On Thu, Apr 6, 2017 at 1:40 AM, Dave Dolson <[email protected]> wrote:

I’d like to hear from browser vendors as to why the browser gets sandboxed when interacting with a captive portal.


In the case of Chrome, it's a technical limitation. The browser just doesn't support using a network that is not the system default network, and that is required to log into a captive portal without disrupting all other Internet access on the device (e.g., email sync, incoming chat messages, etc.).

The necessary work is both infrastructure (per-network socket pools, per-network DNS requests, per-network change events, etc.) and UI - e.g., how to denote in the UI that a particular tab is tied to a particular network.

Android provides an API that a multinetwork-aware app can use to offer to log in to captive portals instead of the system default app. In order for that to work the app must have the ability to display web pages on a network that is not the system default network.
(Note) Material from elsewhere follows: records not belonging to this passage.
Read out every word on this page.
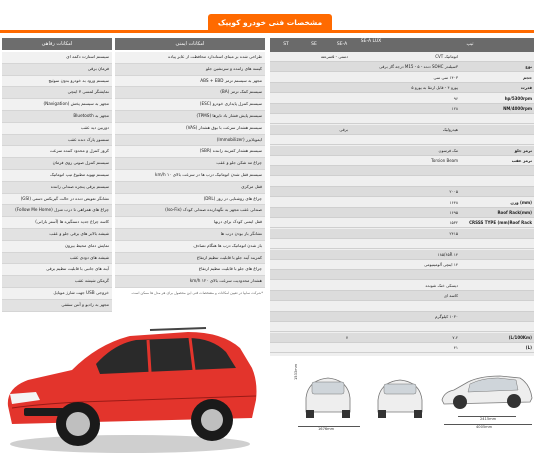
مشخصات فنی خودرو کوییک
امکانات رفاهی
سیستم استارت دکمه ای
فرمان برقی
سیستم ورود به خودرو بدون سوئیچ
نمایشگر لمسی ۷ اینچی
مجهز به سیستم پخش (Navigation)
مجهز به Bluetooth
دوربین دید عقب
سنسور پارک دنده عقب
کروز کنترل و محدود کننده سرعت
سیستم کنترل صوتی روی فرمان
سیستم تهویه مطبوع تیپ اتوماتیک
سیستم برقی پنجره صندلی راننده
نشانگر تعویض دنده در حالت گیربکس دستی (GSI)
چراغ های همراهی تا درب منزل (Follow Me Home)
کاسه چراغ جدید دستگیره ها (آستر بارانی)
شیشه بالابر های برقی جلو و عقب
تمایش دمای محیط بیرون
شیشه های دودی عقب
آینه های جانبی با قابلیت تنظیم برقی
گرمکن شیشه عقب
خروجی USB جهت شارژ موبایل
مجهز به رادیو و آنتن سقفی
امکانات ایمنی
طراحی شده بر مبنای استاندارد محافظت از عابر پیاده
کیسه های راننده و سرنشین جلو
مجهز به سیستم ترمز ABS + EBD
سیستم کمک ترمز (BA)
سیستم کنترل پایداری خودرو (ESC)
سیستم پایش فشار باد تایرها (TPMS)
سیستم هشدار سرعت با بوق هشدار (VAS)
ایموبلایزر (Immobilizer)
سیستم هشدار کمربند راننده (SBR)
چراغ مه شکن جلو و عقب
سیستم قفل شدن اتوماتیک درب ها در سرعت بالای ۱۰ km/h
قفل مرکزی
چراغ های روشنایی در روز (DRL)
صندلی عقب مجهز به نگهدارنده صندلی کودک (Iso-Fix)
قفل ایمنی کودک برای دربها
نشانگر باز بودن درب ها
باز شدن اتوماتیک درب ها هنگام تصادف
کمربند آینه جلو با قابلیت تنظیم ارتفاع
چراغ های جلو با قابلیت تنظیم ارتفاع
هشدار محدودیت سرعت بالای ۱۲۰ km/h
*شرکت سایپا در تعیین امکانات و مشخصات فنی این محصول برای هر مدل ها ممکن است.
ST	SE	SE-A
SE-A LUX
تیپ
اتوماتیک CVT
دستی - ۵سرعته
نوع
۳سیلندر SOHC دنده - M15 - ۵ درجه گاز برقی
حجم
۱۴۰۳ سی سی
قدرت
پورو ۴ - قابل ارتقا به یورو ۵
hp/5300rpm
۹۶
NM/4000rpm
۱۲۸
هیدرولیک
برقی
ترمز جلو
مک فرسون
ترمز عقب
Torsion Beam
۲۰۰۵
(mm) وزن
۱۶۴۸
(mm)Roof Rack
۱۶۹۵
CRSSS TYPE (mm)Roof Rack
۱۵۳۲
۲۴۱۵
۱۸۵/۶۵R ۱۴
۱۴ اینچی آلومینیومی
دیسکی خنک شونده
کاسه ای
۱۰۳۰ کیلوگرم
(L/100Km)
۷.۲
۷
(L)
۴۱
1676mm
1533mm
2415mm
4005mm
IIRC there was some interest from Firefox to implement this API, but I'm not sure whether they ever did.

Because as we’ve heard, portals try to defeat captive portal detection to get the “real” browser: cookies, video player, etc.


As regards the captive portal login app on Android: other than cookies, which are technically impossible except by lifting the technical limitation above, since they are in the Chrome app which has its own cookie store in its own directory, what issues do you see?